What It’s Like Giving Birth During COVID-19 Pandemic

Last year we experienced so much tragedy, pain and transformation.

Through the pandemic, lives and jobs were lost, families were forced to transition and our economy experienced much deficiency. Thus, through it all we overcame so much.

In September 2019, I found out that I was having my second child. I was elated through the entire experience and excited for the addition to my family. But, no one was able to warn me of the dreadful COVID-19.

Things I experienced

Usually during pregnancy you have at least three ultrasounds to check the baby’s overall health and positioning. Subsequently, I only had one. For the first four months, I experienced lightheadedness, dizziness, constant fatigue, blindness and extreme hyperemesis gravidarum. Consequently, I could not drive. I could not go to the store. I was bedridden, and most times could not even make it upstairs to my room. I could barely eat or keep anything down. I was slowly dying inside. There was also constant spitting and dehydration in the middle of the night with an overactive baby. I knew that my body was going through immense changes, but I was determined to get it back.

During doctor’s visits my husband could not come into the office and he had to wait in the waiting room. So, most times I would just attend appointments by myself. Then, I was told that only one person could be in the examining room or delivery room.

The day of the birth

This was the scariest moment of my life! On April 23, 2020, my husband and I awoke to get to the doctor’s for my 10 a.m. cesarean appointment. We were elated to meet our beautiful daughter.

When we arrived, we immediately signed our medical paperwork and walked into the room to prep. The IV was then inserted, I prepared for the birth of my daughter.

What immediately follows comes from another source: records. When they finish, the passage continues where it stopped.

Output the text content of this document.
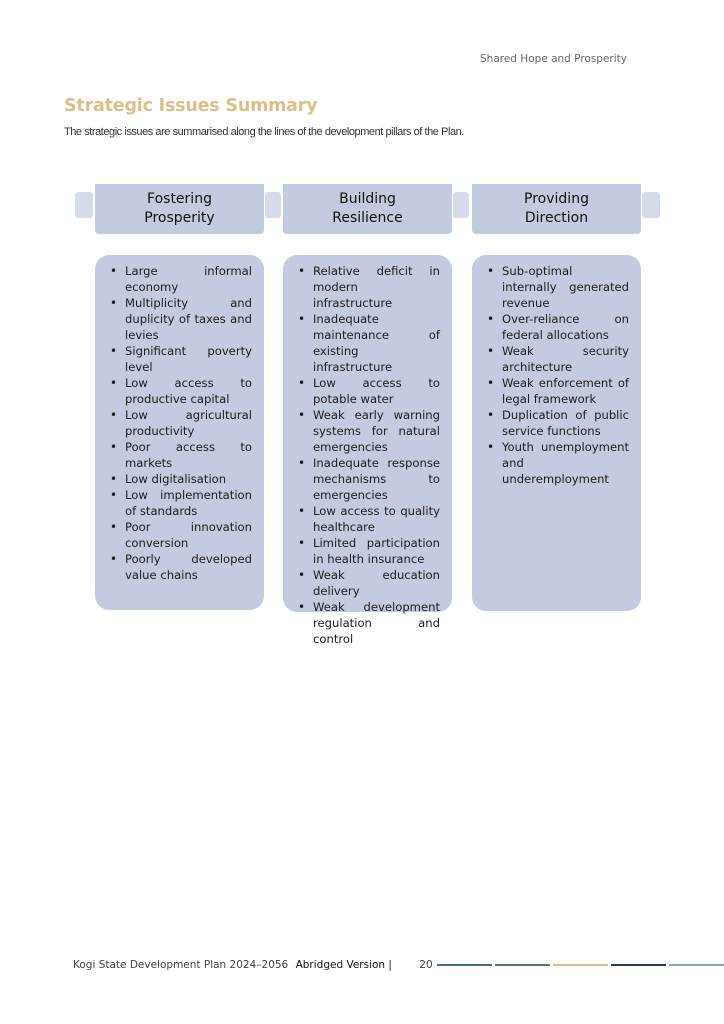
Shared Hope and Prosperity
Strategic Issues Summary

The strategic issues are summarised along the lines of the development pillars of the Plan.

Fostering
Prosperity
Building
Resilience
Providing
Direction
• Large informal economy
• Multiplicity and duplicity of taxes and levies
• Significant poverty level
• Low access to productive capital
• Low agricultural productivity
• Poor access to markets
• Low digitalisation
• Low implementation of standards
• Poor innovation conversion
• Poorly developed value chains
• Relative deficit in modern infrastructure
• Inadequate maintenance of existing infrastructure
• Low access to potable water
• Weak early warning systems for natural emergencies
• Inadequate response mechanisms to emergencies
• Low access to quality healthcare
• Limited participation in health insurance
• Weak education delivery
• Weak development regulation and control
• Sub-optimal internally generated revenue
• Over-reliance on federal allocations
• Weak security architecture
• Weak enforcement of legal framework
• Duplication of public service functions
• Youth unemployment and underemployment
Kogi State Development Plan 2024–2056 Abridged Version |	20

Real life moment: COVID-19 is beyond scary. Like knowing that I had to experience certain moments myself without my husband by side 100% of the time. Or seeing the medical team with their masks and shields on portraying a unit that was quarantined. I was terrified.

I looked to my husband, he played some meditation and relaxing chakra music and they proceeded to the examination room to give me my injection and prepare for the birth.

Twenty minutes later, my husband was in the room beside me and I was birthing our daughter, Atiya Efe Seymour-EL.

What I learned

Family is essential to your lifeline. Never try to experience certain moments alone when you have loved ones by your side. Never be scared to ask for help, these moments are meant to be shared. Always have your baby bag packed three months before, it saves so much time on your life and the way you maneuver the day of.